Heineken moved its China marketing team from Hong Kong to Shanghai earlier this year, and Hong Kong-based Michael Wong, Wrigley's VP-international, Asia, said his company "is considering such a move." Mainland China is Wrigley's second-largest global market in sales volume after the U.S. and has tremendous growth potential.
Lower costs are one incentive, but the prime benefit is greater market intelligence and understanding.
Brenda Lee, Coca-Cola's public affairs director in Shanghai, said being there "allows us to react more quickly and to have wider on-the-ground activities and more impactful marketing execution." Better insight into consumers helped Coke realize it could create buzz among young Chinese by tapping into their aspirations to own a computer and be more connected with the outside world. The result: a summer promotion called "Vibrant Connections."
Coca-Cola staged the largest Webcast in China, organized hundreds of road shows supported by TV spots from Interpublic Group of Cos.' McCann-Erickson Worldwide and distributed 7,000 computers as prizes.
"All these activities," said Ms. Lee, "are made more effective because the whole team is in China. We are able to respond more quickly to market intelligence and make our marketing more relevant to the consumers."
China's other major urban centers, Beijing and Guangzhou, have also benefited from marketers' desire to be on the ground in China.

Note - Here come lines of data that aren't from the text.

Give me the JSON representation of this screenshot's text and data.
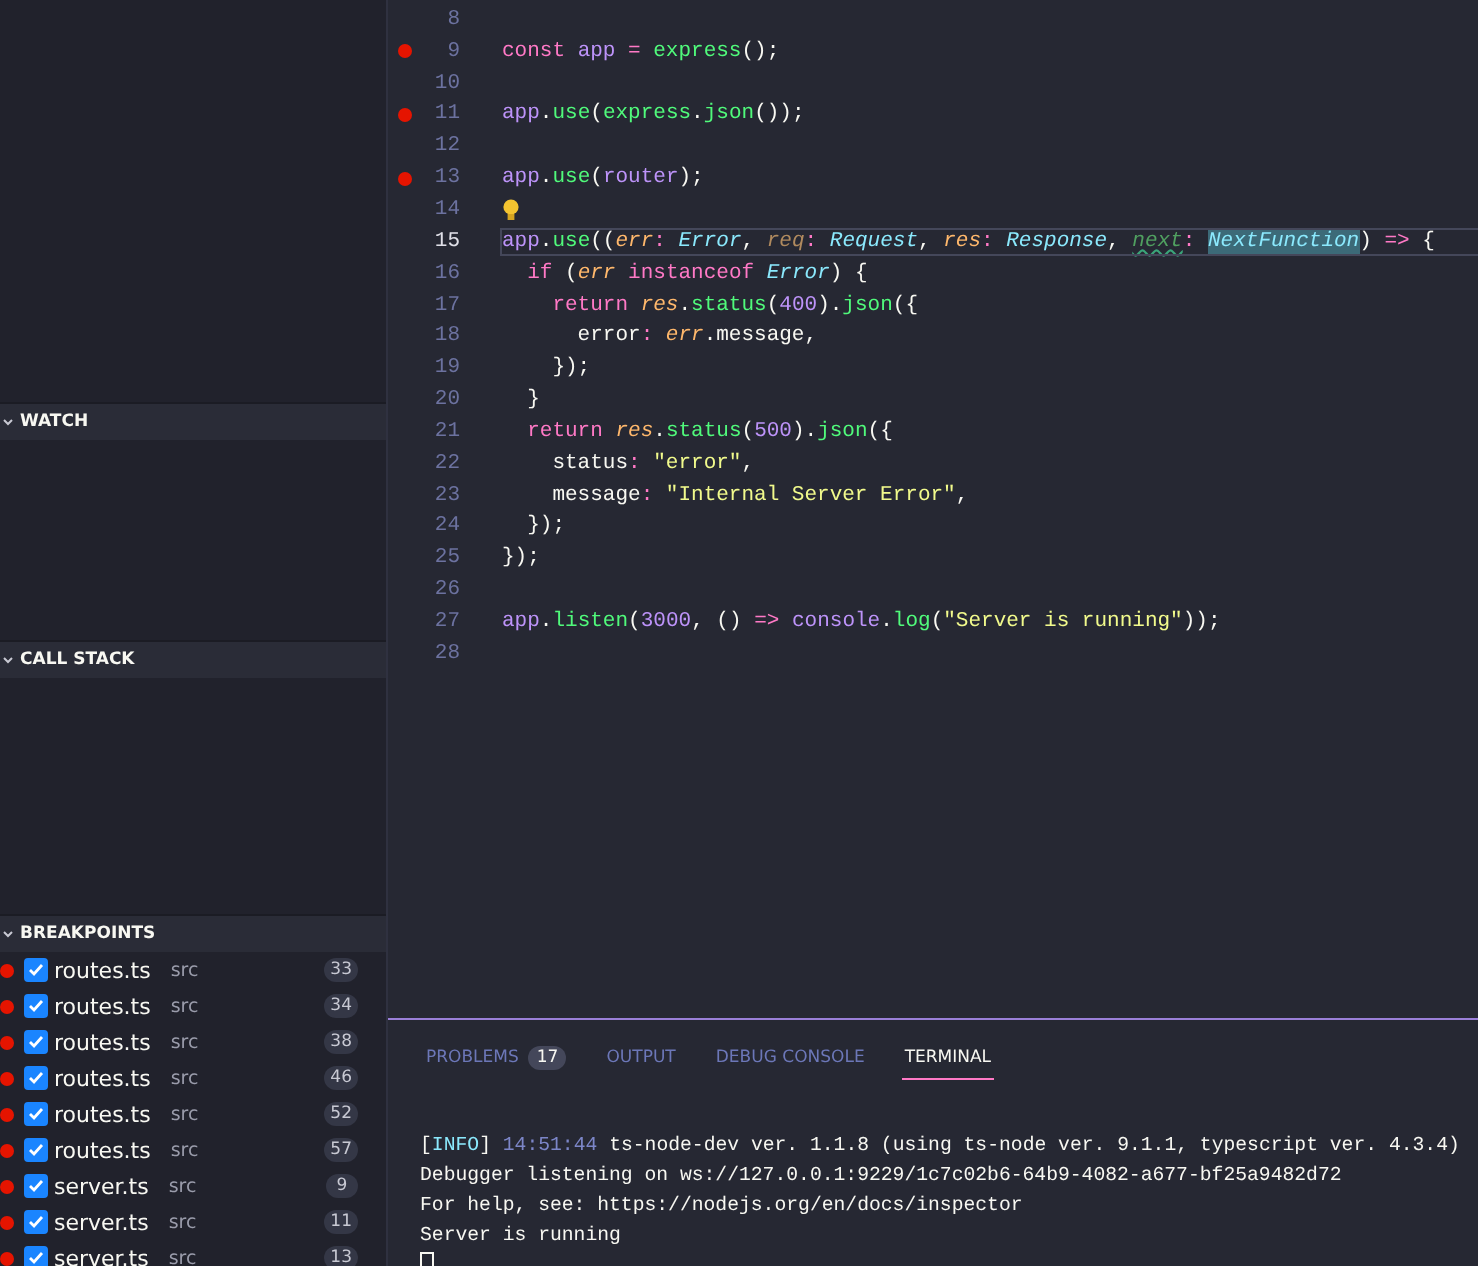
{
  "sidebar": {
    "sections": [
      {
        "title": "WATCH",
        "expanded": true
      },
      {
        "title": "CALL STACK",
        "expanded": true
      },
      {
        "title": "BREAKPOINTS",
        "expanded": true
      }
    ],
    "breakpoints": [
      {
        "file": "routes.ts",
        "folder": "src",
        "line": "33",
        "checked": true
      },
      {
        "file": "routes.ts",
        "folder": "src",
        "line": "34",
        "checked": true
      },
      {
        "file": "routes.ts",
        "folder": "src",
        "line": "38",
        "checked": true
      },
      {
        "file": "routes.ts",
        "folder": "src",
        "line": "46",
        "checked": true
      },
      {
        "file": "routes.ts",
        "folder": "src",
        "line": "52",
        "checked": true
      },
      {
        "file": "routes.ts",
        "folder": "src",
        "line": "57",
        "checked": true
      },
      {
        "file": "server.ts",
        "folder": "src",
        "line": "9",
        "checked": true
      },
      {
        "file": "server.ts",
        "folder": "src",
        "line": "11",
        "checked": true
      },
      {
        "file": "server.ts",
        "folder": "src",
        "line": "13",
        "checked": true
      }
    ]
  },
  "editor": {
    "lines": [
      {
        "number": "8",
        "breakpoint": false,
        "current": false
      },
      {
        "number": "9",
        "breakpoint": true,
        "current": false,
        "tokens": [
          {
            "text": "const ",
            "kind": "keyword"
          },
          {
            "text": "app",
            "kind": "variable"
          },
          {
            "text": " = ",
            "kind": "operator"
          },
          {
            "text": "express",
            "kind": "function"
          },
          {
            "text": "();",
            "kind": "plain"
          }
        ]
      },
      {
        "number": "10",
        "breakpoint": false,
        "current": false
      },
      {
        "number": "11",
        "breakpoint": true,
        "current": false,
        "tokens": [
          {
            "text": "app",
            "kind": "variable"
          },
          {
            "text": ".",
            "kind": "plain"
          },
          {
            "text": "use",
            "kind": "function"
          },
          {
            "text": "(",
            "kind": "plain"
          },
          {
            "text": "express",
            "kind": "function"
          },
          {
            "text": ".",
            "kind": "plain"
          },
          {
            "text": "json",
            "kind": "function"
          },
          {
            "text": "());",
            "kind": "plain"
          }
        ]
      },
      {
        "number": "12",
        "breakpoint": false,
        "current": false
      },
      {
        "number": "13",
        "breakpoint": true,
        "current": false,
        "tokens": [
          {
            "text": "app",
            "kind": "variable"
          },
          {
            "text": ".",
            "kind": "plain"
          },
          {
            "text": "use",
            "kind": "function"
          },
          {
            "text": "(",
            "kind": "plain"
          },
          {
            "text": "router",
            "kind": "variable"
          },
          {
            "text": ");",
            "kind": "plain"
          }
        ]
      },
      {
        "number": "14",
        "breakpoint": false,
        "current": false,
        "lightbulb": true
      },
      {
        "number": "15",
        "breakpoint": false,
        "current": true,
        "tokens": [
          {
            "text": "app",
            "kind": "variable"
          },
          {
            "text": ".",
            "kind": "plain"
          },
          {
            "text": "use",
            "kind": "function"
          },
          {
            "text": "((",
            "kind": "plain"
          },
          {
            "text": "err",
            "kind": "param"
          },
          {
            "text": ": ",
            "kind": "operator"
          },
          {
            "text": "Error",
            "kind": "type"
          },
          {
            "text": ", ",
            "kind": "plain"
          },
          {
            "text": "req",
            "kind": "unused"
          },
          {
            "text": ": ",
            "kind": "operator"
          },
          {
            "text": "Request",
            "kind": "type"
          },
          {
            "text": ", ",
            "kind": "plain"
          },
          {
            "text": "res",
            "kind": "param"
          },
          {
            "text": ": ",
            "kind": "operator"
          },
          {
            "text": "Response",
            "kind": "type"
          },
          {
            "text": ", ",
            "kind": "plain"
          },
          {
            "text": "next",
            "kind": "warning"
          },
          {
            "text": ": ",
            "kind": "operator"
          },
          {
            "text": "NextFunction",
            "kind": "selected"
          },
          {
            "text": ")",
            "kind": "plain"
          },
          {
            "text": " => ",
            "kind": "operator"
          },
          {
            "text": "{",
            "kind": "plain"
          }
        ]
      },
      {
        "number": "16",
        "breakpoint": false,
        "current": false,
        "tokens": [
          {
            "text": "  if ",
            "kind": "keyword"
          },
          {
            "text": "(",
            "kind": "plain"
          },
          {
            "text": "err",
            "kind": "param"
          },
          {
            "text": " instanceof ",
            "kind": "keyword"
          },
          {
            "text": "Error",
            "kind": "type"
          },
          {
            "text": ") {",
            "kind": "plain"
          }
        ]
      },
      {
        "number": "17",
        "breakpoint": false,
        "current": false,
        "tokens": [
          {
            "text": "    return ",
            "kind": "keyword"
          },
          {
            "text": "res",
            "kind": "param"
          },
          {
            "text": ".",
            "kind": "plain"
          },
          {
            "text": "status",
            "kind": "function"
          },
          {
            "text": "(",
            "kind": "plain"
          },
          {
            "text": "400",
            "kind": "number"
          },
          {
            "text": ").",
            "kind": "plain"
          },
          {
            "text": "json",
            "kind": "function"
          },
          {
            "text": "({",
            "kind": "plain"
          }
        ]
      },
      {
        "number": "18",
        "breakpoint": false,
        "current": false,
        "tokens": [
          {
            "text": "      error",
            "kind": "plain"
          },
          {
            "text": ": ",
            "kind": "operator"
          },
          {
            "text": "err",
            "kind": "param"
          },
          {
            "text": ".message,",
            "kind": "plain"
          }
        ]
      },
      {
        "number": "19",
        "breakpoint": false,
        "current": false,
        "tokens": [
          {
            "text": "    });",
            "kind": "plain"
          }
        ]
      },
      {
        "number": "20",
        "breakpoint": false,
        "current": false,
        "tokens": [
          {
            "text": "  }",
            "kind": "plain"
          }
        ]
      },
      {
        "number": "21",
        "breakpoint": false,
        "current": false,
        "tokens": [
          {
            "text": "  return ",
            "kind": "keyword"
          },
          {
            "text": "res",
            "kind": "param"
          },
          {
            "text": ".",
            "kind": "plain"
          },
          {
            "text": "status",
            "kind": "function"
          },
          {
            "text": "(",
            "kind": "plain"
          },
          {
            "text": "500",
            "kind": "number"
          },
          {
            "text": ").",
            "kind": "plain"
          },
          {
            "text": "json",
            "kind": "function"
          },
          {
            "text": "({",
            "kind": "plain"
          }
        ]
      },
      {
        "number": "22",
        "breakpoint": false,
        "current": false,
        "tokens": [
          {
            "text": "    status",
            "kind": "plain"
          },
          {
            "text": ": ",
            "kind": "operator"
          },
          {
            "text": "\"error\"",
            "kind": "string"
          },
          {
            "text": ",",
            "kind": "plain"
          }
        ]
      },
      {
        "number": "23",
        "breakpoint": false,
        "current": false,
        "tokens": [
          {
            "text": "    message",
            "kind": "plain"
          },
          {
            "text": ": ",
            "kind": "operator"
          },
          {
            "text": "\"Internal Server Error\"",
            "kind": "string"
          },
          {
            "text": ",",
            "kind": "plain"
          }
        ]
      },
      {
        "number": "24",
        "breakpoint": false,
        "current": false,
        "tokens": [
          {
            "text": "  });",
            "kind": "plain"
          }
        ]
      },
      {
        "number": "25",
        "breakpoint": false,
        "current": false,
        "tokens": [
          {
            "text": "});",
            "kind": "plain"
          }
        ]
      },
      {
        "number": "26",
        "breakpoint": false,
        "current": false
      },
      {
        "number": "27",
        "breakpoint": false,
        "current": false,
        "tokens": [
          {
            "text": "app",
            "kind": "variable"
          },
          {
            "text": ".",
            "kind": "plain"
          },
          {
            "text": "listen",
            "kind": "function"
          },
          {
            "text": "(",
            "kind": "plain"
          },
          {
            "text": "3000",
            "kind": "number"
          },
          {
            "text": ", () ",
            "kind": "plain"
          },
          {
            "text": "=> ",
            "kind": "operator"
          },
          {
            "text": "console",
            "kind": "variable"
          },
          {
            "text": ".",
            "kind": "plain"
          },
          {
            "text": "log",
            "kind": "function"
          },
          {
            "text": "(",
            "kind": "plain"
          },
          {
            "text": "\"Server is running\"",
            "kind": "string"
          },
          {
            "text": "));",
            "kind": "plain"
          }
        ]
      },
      {
        "number": "28",
        "breakpoint": false,
        "current": false
      }
    ]
  },
  "panel": {
    "tabs": [
      {
        "label": "PROBLEMS",
        "badge": "17",
        "selected": false
      },
      {
        "label": "OUTPUT",
        "selected": false
      },
      {
        "label": "DEBUG CONSOLE",
        "selected": false
      },
      {
        "label": "TERMINAL",
        "selected": true
      }
    ],
    "terminal": [
      [
        {
          "text": "[",
          "kind": "plain"
        },
        {
          "text": "INFO",
          "kind": "info"
        },
        {
          "text": "] ",
          "kind": "plain"
        },
        {
          "text": "14:51:44",
          "kind": "time"
        },
        {
          "text": " ts-node-dev ver. 1.1.8 (using ts-node ver. 9.1.1, typescript ver. 4.3.4)",
          "kind": "plain"
        }
      ],
      [
        {
          "text": "Debugger listening on ws://127.0.0.1:9229/1c7c02b6-64b9-4082-a677-bf25a9482d72",
          "kind": "plain"
        }
      ],
      [
        {
          "text": "For help, see: https://nodejs.org/en/docs/inspector",
          "kind": "plain"
        }
      ],
      [
        {
          "text": "Server is running",
          "kind": "plain"
        }
      ]
    ]
  }
}
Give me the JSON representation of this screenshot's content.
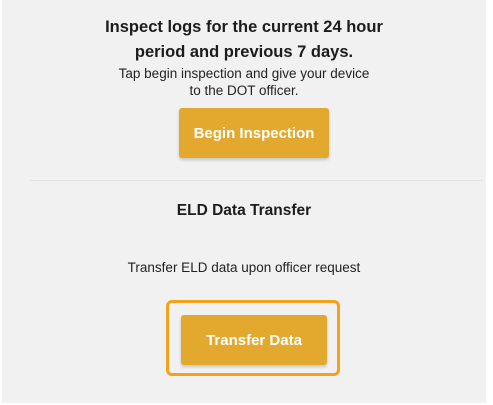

Viveca Chan, Grey Global Group's chairman-CEO for Hong Kong and China, says "I'm seeing two hot spots: Shanghai and Beijing."
Political hub Beijing has developed as a high-tech corridor, attracting telecom companies such as Nokia and marketers like Mars, which ditched Hong Kong for Beijing to be closer to a local joint-venture partner. P&G and Nike, meanwhile, base their mainland operations in Guangzhou, one of China's wealthiest cities, located just over the border from Hong Kong.
Mainland China is so vast that many ad executives find it impossible to stay in one place more than a few days at a time. Ms. Chan, for example, lives in Hong Kong but keeps apartments in Shanghai and Beijing.
"I come back to make sure my husband is still around," she joked. "And I do love Hong Kong. If I'm in China too long, I get sheltered, I don't know what's going on. When I go back to Hong Kong, I immediately turn on the TV and radio. People in our industry need to feel the pulse of what's going on."
Indeed, a drawback to living in mainland China is the lack of independent local media, compounded by government controls on Internet access and foreign media such as AOL Time Warner's CNN International and Washington Post Co.'s Newsweek.
As China opens its borders to foreign media, however, Hong Kong's advantages lessen. "I believe that in advertising terms China may come to resemble the U.S., with Shanghai, like New York, as the key city, but Beijing, Hong Kong and even Guangzhou-aka Chicago and Los Angeles-still extremely important centers," said Ian Thubron, M&C Saatchi's CEO for Hong Kong and China.